Living in a shelter might be a good idea this year

People who live in Kansas are intimately familiar with storm shelters. Especially this year. We’ve had some crazy storms in the last month. So when I read the verse this morning, I thought first of tornado shelters, but then I thought of one of my favorite movies.

Have you ever seen Blast from the Past? I don’t like romances, but that’s an older romantic comedy . . . with Brendan Fraser . . . so it’s really funny and goofy and I actually enjoy it very much. It’s about this crazy inventor and his family who are terrified that someone is going to drop nuclear weapons on the U.S. back in the late-60s. I think. I can’t really remember the dates. So this guy builds a huge bomb shelter under his house. Well, one night a plane crashes on their house. The guy thinks it’s a nuke and drags his pregnant wife down into the shelter and sets the locks for 30 years. His wife has the baby, and the three of them live in the shelter for 30 years until the locks open and the son returns to the surface looking for a wife. It’s a great movie.

In that movie, these three people lived in their bomb shelter. And it’s kind of funny to say, it made them a close family. The parents were completed invested in the son, and the son grew up adoring his parents. They loved each other. They were a little weird, but their family was strong. So you can imagine what happened when the son returned to the surface in the late 90s. The US wasn’t exactly the stronghold of family values anymore.

Obviously, something like that doesn’t happen in real life. I mean maybe people have tried living in a bomb shelter before. I don’t know. I haven’t researched it, so maybe I shouldn’t be saying it doesn’t happen. But generally speaking, people don’t live like that.
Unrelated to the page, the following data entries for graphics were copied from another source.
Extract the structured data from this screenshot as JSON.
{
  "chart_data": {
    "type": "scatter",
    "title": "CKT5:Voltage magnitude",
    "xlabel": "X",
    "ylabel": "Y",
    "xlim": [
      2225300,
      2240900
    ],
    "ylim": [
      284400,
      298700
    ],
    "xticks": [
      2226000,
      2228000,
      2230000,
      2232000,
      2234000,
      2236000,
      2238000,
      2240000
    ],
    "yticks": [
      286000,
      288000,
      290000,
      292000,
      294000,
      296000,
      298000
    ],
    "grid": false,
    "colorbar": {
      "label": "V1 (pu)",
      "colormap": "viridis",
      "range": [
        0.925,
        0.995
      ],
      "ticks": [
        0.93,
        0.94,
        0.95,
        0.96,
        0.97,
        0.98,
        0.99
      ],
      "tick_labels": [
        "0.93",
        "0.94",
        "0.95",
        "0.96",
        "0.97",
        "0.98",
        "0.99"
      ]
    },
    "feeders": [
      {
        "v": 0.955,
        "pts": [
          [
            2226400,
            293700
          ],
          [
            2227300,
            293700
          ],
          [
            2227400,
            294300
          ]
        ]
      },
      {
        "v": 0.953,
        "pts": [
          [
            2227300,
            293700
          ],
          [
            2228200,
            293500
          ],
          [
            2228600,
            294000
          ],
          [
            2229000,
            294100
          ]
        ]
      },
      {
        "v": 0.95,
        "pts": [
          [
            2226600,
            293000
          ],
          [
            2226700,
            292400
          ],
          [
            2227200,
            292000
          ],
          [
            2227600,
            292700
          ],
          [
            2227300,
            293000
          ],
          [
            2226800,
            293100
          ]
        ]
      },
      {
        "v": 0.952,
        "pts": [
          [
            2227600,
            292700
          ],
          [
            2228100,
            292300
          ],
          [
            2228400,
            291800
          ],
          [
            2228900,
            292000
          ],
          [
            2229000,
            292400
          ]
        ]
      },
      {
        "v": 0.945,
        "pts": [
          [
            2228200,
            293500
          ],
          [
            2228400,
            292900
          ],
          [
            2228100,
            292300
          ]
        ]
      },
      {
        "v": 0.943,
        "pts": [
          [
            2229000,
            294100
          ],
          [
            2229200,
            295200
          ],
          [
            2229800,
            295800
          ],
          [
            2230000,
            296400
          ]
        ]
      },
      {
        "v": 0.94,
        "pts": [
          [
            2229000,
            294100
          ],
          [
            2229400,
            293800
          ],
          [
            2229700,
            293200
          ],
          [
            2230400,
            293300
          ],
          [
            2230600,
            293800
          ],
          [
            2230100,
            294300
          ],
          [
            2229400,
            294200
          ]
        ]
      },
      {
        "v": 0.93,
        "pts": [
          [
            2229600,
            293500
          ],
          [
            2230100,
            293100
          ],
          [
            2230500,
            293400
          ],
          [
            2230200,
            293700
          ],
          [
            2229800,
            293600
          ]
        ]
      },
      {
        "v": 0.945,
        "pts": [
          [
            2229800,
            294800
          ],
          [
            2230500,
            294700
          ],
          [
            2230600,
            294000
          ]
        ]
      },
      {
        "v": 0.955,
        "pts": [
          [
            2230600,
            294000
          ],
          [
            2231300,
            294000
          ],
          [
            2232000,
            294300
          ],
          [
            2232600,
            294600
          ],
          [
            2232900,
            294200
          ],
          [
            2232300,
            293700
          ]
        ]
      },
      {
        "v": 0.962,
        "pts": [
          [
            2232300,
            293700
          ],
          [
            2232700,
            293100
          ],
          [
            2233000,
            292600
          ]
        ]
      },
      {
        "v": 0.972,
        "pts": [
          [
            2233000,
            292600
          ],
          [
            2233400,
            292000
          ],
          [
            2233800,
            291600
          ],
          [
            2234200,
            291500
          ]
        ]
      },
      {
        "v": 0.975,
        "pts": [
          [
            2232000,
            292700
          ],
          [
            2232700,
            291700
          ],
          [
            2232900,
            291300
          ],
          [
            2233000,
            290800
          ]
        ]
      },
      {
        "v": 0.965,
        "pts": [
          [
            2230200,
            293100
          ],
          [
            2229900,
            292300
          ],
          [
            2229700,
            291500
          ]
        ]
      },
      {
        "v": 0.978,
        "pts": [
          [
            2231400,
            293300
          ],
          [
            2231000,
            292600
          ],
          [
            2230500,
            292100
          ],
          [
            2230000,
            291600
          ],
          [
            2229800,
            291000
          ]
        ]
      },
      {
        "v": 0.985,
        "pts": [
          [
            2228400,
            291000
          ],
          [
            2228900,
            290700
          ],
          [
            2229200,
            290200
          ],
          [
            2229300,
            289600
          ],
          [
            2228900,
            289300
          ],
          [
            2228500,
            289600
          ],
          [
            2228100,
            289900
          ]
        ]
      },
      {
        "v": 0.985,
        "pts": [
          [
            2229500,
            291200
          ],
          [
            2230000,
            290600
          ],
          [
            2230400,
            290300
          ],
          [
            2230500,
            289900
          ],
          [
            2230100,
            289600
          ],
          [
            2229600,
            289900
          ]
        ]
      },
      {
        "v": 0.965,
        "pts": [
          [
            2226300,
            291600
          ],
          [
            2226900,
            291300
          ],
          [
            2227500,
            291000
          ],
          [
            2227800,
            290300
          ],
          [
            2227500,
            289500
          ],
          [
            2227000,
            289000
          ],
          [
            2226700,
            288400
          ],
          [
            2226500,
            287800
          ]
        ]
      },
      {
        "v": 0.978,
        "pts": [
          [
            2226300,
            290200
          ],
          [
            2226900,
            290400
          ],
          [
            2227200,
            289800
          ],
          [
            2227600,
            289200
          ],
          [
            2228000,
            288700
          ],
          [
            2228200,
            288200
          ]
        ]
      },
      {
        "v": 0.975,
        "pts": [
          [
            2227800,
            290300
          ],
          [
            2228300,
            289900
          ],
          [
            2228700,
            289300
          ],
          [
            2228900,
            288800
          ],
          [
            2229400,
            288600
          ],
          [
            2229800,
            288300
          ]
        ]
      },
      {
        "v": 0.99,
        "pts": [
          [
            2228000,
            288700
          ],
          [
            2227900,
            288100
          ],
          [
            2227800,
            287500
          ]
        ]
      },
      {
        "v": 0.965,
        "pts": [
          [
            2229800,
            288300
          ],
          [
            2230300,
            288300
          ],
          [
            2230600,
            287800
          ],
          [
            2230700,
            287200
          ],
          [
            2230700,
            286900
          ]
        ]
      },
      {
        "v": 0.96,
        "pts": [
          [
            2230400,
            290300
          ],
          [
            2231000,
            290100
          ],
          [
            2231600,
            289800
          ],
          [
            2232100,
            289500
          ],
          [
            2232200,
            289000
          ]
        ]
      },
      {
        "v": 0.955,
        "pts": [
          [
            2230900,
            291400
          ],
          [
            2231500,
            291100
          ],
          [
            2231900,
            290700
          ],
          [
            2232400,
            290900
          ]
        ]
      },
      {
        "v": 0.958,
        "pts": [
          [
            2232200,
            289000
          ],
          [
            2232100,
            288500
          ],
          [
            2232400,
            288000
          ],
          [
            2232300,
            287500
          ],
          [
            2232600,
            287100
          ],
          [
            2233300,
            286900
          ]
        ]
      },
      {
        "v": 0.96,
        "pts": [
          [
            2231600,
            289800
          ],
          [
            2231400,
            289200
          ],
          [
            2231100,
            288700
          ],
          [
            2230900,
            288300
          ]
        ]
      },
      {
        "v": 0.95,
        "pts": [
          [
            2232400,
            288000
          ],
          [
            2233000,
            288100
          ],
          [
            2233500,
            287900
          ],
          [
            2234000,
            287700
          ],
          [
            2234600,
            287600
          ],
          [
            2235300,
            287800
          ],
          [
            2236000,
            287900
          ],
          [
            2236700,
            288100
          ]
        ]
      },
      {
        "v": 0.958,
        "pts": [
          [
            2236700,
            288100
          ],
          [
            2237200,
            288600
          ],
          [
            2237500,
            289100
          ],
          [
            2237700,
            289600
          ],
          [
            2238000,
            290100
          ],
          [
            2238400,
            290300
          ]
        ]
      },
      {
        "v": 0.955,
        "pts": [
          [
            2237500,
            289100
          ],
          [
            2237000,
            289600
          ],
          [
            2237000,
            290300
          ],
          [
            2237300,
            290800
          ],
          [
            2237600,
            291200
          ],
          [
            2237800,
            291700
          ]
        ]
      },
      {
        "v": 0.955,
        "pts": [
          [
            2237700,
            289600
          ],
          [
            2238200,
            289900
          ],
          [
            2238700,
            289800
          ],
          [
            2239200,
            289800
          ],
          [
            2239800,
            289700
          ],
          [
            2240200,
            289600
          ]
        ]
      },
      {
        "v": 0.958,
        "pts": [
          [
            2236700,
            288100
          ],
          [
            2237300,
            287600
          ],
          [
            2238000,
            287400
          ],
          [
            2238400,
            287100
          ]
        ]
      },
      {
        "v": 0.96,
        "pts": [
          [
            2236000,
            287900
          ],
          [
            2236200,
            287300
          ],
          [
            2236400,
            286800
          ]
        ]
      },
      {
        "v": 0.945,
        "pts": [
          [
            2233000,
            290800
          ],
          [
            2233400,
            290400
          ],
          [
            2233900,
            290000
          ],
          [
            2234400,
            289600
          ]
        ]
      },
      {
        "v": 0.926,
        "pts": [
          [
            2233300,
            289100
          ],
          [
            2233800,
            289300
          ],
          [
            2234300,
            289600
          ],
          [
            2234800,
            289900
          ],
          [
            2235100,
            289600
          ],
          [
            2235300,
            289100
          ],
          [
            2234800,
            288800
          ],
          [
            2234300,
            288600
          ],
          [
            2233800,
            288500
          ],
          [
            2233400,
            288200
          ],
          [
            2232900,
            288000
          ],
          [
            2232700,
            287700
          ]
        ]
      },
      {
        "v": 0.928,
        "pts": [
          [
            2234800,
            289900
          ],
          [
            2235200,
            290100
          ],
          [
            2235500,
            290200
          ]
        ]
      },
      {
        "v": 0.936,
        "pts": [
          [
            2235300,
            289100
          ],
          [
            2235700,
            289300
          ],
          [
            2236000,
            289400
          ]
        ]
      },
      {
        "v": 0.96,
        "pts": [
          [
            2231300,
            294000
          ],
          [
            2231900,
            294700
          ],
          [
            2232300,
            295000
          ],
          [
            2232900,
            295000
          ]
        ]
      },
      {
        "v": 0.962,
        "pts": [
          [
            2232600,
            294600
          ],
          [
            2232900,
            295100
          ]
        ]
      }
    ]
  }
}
If you take Blast from the Past literally . . . . maybe we should.

I thought about this when I read the verse this morning.

Psalm 91:1

1 Those who live in the shelter of the Most High
      will find rest in the shadow of the Almighty.

The family in the movie was a little off, yes. But they were loving and compassionate and considerate. The parents loved each other. The child respected the parents. The parents wanted the best for the child. They stuck together because they were everything to each other.

So . . . what is the shelther of the Most High? It’s beautiful language, but poetic metaphor doesn’t do very much for us practically speaking. And if God is telling me that I need to live in the shelter of the Most High, I want to know what it is.

Honestly, I don’t know. And I’m not a biblical scholar so I can’t decipher Hebrew or Aramaic. But I can share what I have discovered over my few years of life that I think is pretty close.

The shelter of the Most High isn’t a building or a cave underground, I don’t think. (Maybe it is. That would be funny.) But it’s a way of living life. It’s a perspective on life. It’s understanding that God is God, that He is sovereign, that He really does know what He’s doing, that He never makes mistakes, and that He always keeps His promises. It’s living your life with that knowledge being central to your every thought.

If you can live your life truly believing that, it changes everything. If you can live your life believing that, it doesn’t matter if you lose your job or your family or if you have to leave everything you’ve ever known or if you can’t ever seem to accomplish your dreams. If you can believe that God is God, that He is sovereign, that He really does know what He’s doing, that He never makes mistakes, and that He always keeps His promises, you understand that nothing ever happens by accident. You can wrap your head around the fact that even though things in your life seem to be going nuts, God still has a plan. And it’s a good plan too.

So when you can live in that knowledge, it becomes obvious how you can rest. You can take it easy. You don’t have to worry about your life or your food or your clothes or anything because God has your back. You can rest because God’s got you covered.

So am I advocating that you build a giant bomb shelter under your house and live there? In Kansas, it might not be a bad idea. That way you don’t have to run for shelter; you’re already there.

But no.

I think a lot of American Christians have forgotten–or never knew–what it’s like to live in God’s shelter. We’ve ventured out so far on our own we’ve either lost sight of it or we never knew it existed in the first place. And now that the storms are hitting us, we don’t have a safe place to take refuge. And that’s why we’re being blown around.

I bet all those people in Alabama and Missouri wish that they’d had a shelter to go to when the tornadoes hit them. Well, the storms of life are stronger, harsher and more frightening than any tornado. And we were never expected to weather them in our own strength.

If you’re tired and weary of all the wind this morning, go back to the shelter. It’s not being weak. It’s the smart thing to do.